A diferencia de otros artistas redescubiertos de manera tardía en los márgenes de la historia del rock, que sufrieron ninguneos, censuras y toda clase de tragedias porque su música no era comprendida o porque nunca pudieron adaptarse a su época, el cuarteto disfrutó del éxito prácticamente desde su primer show, tuvo absoluta libertad creativa y se separó casi naturalmente, sin siquiera preocuparse por editar un larga duración que ayudase a mantener su memoria. Su versión del “vive rápido, muere joven y tendrás un cadáver bien parecido” con que muchos artistas entraron en la historia grande del rock —y muchos más en el olvido— fue recorrida igual de rápido, pero con sueños cumplidos, un retiro temprano y una vida posterior que dejó la música a un lado.

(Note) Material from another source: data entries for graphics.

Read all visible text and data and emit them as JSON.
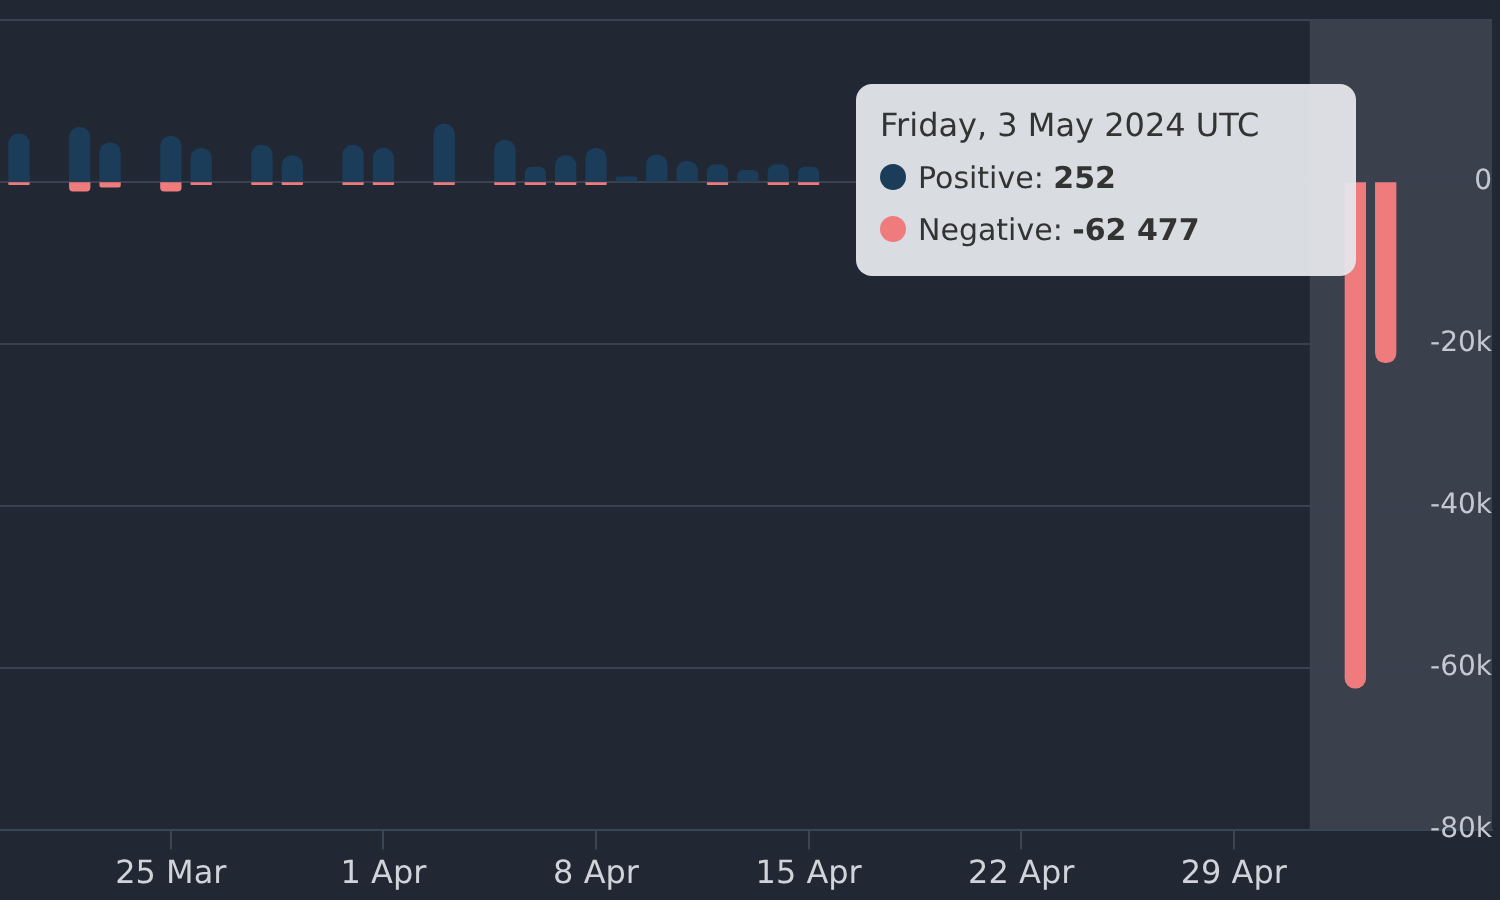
{
  "chart_data": {
    "type": "bar",
    "x": [
      "2024-03-20",
      "2024-03-22",
      "2024-03-23",
      "2024-03-25",
      "2024-03-26",
      "2024-03-28",
      "2024-03-29",
      "2024-03-31",
      "2024-04-01",
      "2024-04-03",
      "2024-04-05",
      "2024-04-06",
      "2024-04-07",
      "2024-04-08",
      "2024-04-09",
      "2024-04-10",
      "2024-04-11",
      "2024-04-12",
      "2024-04-13",
      "2024-04-14",
      "2024-04-15",
      "2024-04-16",
      "2024-04-29",
      "2024-04-30",
      "2024-05-01",
      "2024-05-02",
      "2024-05-03",
      "2024-05-04"
    ],
    "series": [
      {
        "color": "#1c3d5a",
        "values": [
          5900,
          6700,
          4800,
          5600,
          4100,
          4500,
          3200,
          4500,
          4100,
          7100,
          5100,
          1800,
          3200,
          4100,
          600,
          3300,
          2500,
          2100,
          1400,
          2100,
          1800,
          null,
          null,
          null,
          null,
          null,
          null,
          null
        ]
      },
      {
        "color": "#ef7b7d",
        "values": [
          -300,
          -1100,
          -600,
          -1100,
          -300,
          -300,
          -300,
          -300,
          -300,
          -300,
          -300,
          -300,
          -300,
          -300,
          null,
          null,
          null,
          -300,
          null,
          -300,
          -300,
          null,
          null,
          null,
          null,
          null,
          -62477,
          -22300
        ]
      }
    ],
    "xlim": [
      "2024-03-19T09:00",
      "2024-05-07T12:00"
    ],
    "xticks": [
      {
        "value": "2024-03-25",
        "label": "25 Mar"
      },
      {
        "value": "2024-04-01",
        "label": "1 Apr"
      },
      {
        "value": "2024-04-08",
        "label": "8 Apr"
      },
      {
        "value": "2024-04-15",
        "label": "15 Apr"
      },
      {
        "value": "2024-04-22",
        "label": "22 Apr"
      },
      {
        "value": "2024-04-29",
        "label": "29 Apr"
      }
    ],
    "ylim": [
      -80000,
      20000
    ],
    "yticks": [
      {
        "value": -80000,
        "label": "-80k"
      },
      {
        "value": -60000,
        "label": "-60k"
      },
      {
        "value": -40000,
        "label": "-40k"
      },
      {
        "value": -20000,
        "label": "-20k"
      },
      0,
      {
        "value": 20000,
        "label": null
      }
    ],
    "bands": [
      {
        "axis": "x",
        "from": "2024-05-01T12:00",
        "to": "2024-05-07T12:00",
        "color": "#3a414d"
      }
    ],
    "annotations": [
      "Friday, 3 May 2024 UTC",
      "Positive: 252",
      "Negative: -62 477"
    ],
    "grid": "y",
    "legend": false
  }
}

Para rehacer sus pasos, en cambio, hizo falta un poco más de tiempo. Después de todo, la autopsia no suele tener la inmediatez del balazo. Con sus integrantes alejados de la música, sus apariciones en la televisión, la radio y la prensa de la época sin registro histórico, e incluso con aquella época de oro del rock peruano clausurada abruptamente tras un golpe militar, Los Saicos primero fueron tímidamente rescatados dentro de su país por la movida punk limeña de los 80. Su música recién se abrió paso al mundo gracias a una reedición realizada en España por el pequeño sello especializado Electro-Harmonix a partir de un casete, irresistiblemente titulada Wild Teen Punk from Perú (1999).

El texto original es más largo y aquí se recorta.